Atmosphere: Obviously, it's a far cry from its previous incarnation. Space by Three was never much to write home about. Naco has totally overhauled the place. The entrance is decked out in a quirky wooden cabinet motif. The hostess stand is behind a glass case displaying produce. The dining room proper is covered in classic dark wood panels with herringbone hardwood floors and black and white tiles. The decor seems to suck up most forms of natural light, so they've splashed it up here and there with colorful leather furnishings. The little jungle alcove complete with a parrot brightens things up a touch too.

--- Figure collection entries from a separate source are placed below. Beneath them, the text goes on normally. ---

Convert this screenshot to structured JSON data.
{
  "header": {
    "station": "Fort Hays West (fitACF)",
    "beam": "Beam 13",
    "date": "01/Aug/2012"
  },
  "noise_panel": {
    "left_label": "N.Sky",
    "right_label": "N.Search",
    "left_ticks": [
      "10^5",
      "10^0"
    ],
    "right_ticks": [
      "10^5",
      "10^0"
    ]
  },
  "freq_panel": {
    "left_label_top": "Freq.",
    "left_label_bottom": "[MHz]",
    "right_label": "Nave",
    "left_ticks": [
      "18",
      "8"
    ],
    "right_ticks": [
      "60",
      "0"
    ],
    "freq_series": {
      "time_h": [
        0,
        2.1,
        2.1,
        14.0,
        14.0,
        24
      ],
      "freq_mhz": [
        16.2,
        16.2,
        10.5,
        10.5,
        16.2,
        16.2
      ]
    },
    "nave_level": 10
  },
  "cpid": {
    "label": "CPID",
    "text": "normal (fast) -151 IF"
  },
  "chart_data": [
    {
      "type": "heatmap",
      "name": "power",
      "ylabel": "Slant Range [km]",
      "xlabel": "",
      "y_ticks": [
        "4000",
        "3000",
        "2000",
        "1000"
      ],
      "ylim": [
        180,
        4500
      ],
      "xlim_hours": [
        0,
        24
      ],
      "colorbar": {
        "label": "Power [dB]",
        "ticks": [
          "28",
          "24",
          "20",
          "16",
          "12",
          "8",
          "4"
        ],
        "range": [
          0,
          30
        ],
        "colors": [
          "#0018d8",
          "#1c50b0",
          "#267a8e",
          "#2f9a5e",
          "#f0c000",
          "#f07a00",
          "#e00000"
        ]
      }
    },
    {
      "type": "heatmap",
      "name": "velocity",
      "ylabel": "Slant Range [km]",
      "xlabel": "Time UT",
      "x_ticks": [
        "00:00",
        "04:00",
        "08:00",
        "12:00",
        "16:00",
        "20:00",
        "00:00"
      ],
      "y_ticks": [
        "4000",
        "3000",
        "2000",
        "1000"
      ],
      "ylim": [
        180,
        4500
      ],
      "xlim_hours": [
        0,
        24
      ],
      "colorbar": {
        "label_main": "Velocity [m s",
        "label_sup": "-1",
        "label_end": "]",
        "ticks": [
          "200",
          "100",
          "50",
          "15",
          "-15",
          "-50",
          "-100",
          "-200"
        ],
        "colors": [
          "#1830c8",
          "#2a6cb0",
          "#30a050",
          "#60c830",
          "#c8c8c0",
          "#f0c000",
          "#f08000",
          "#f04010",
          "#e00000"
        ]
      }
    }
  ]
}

Damage: In Unico you can expect to pay anywhere between 38 and 168rmb for tapas-sized portions. Cocktails range from a standard 70 kuai to a whopping 2800 for a sidecar mixed with l'Or de Jean Martell cognac. In Colagreco, starters are 108 to 208. Mains are 188 to 578 (and that's for lobster, which is always expensive). Grilled items are 198 to 258 and you can get a tomahawk for two at 888. There are a couple of degustations available as well -- seven courses for 788, 10 courses for 988. Everything has a 10 percent service charge attached to it as well.

Who's going: This is a restaurant owned by three dudes with big Rolodexes. Expect members of Shanghai's communications, design and F&B communities to be the tip of the spear. After that, you're typical blend of well-heeled Shanghai socialites.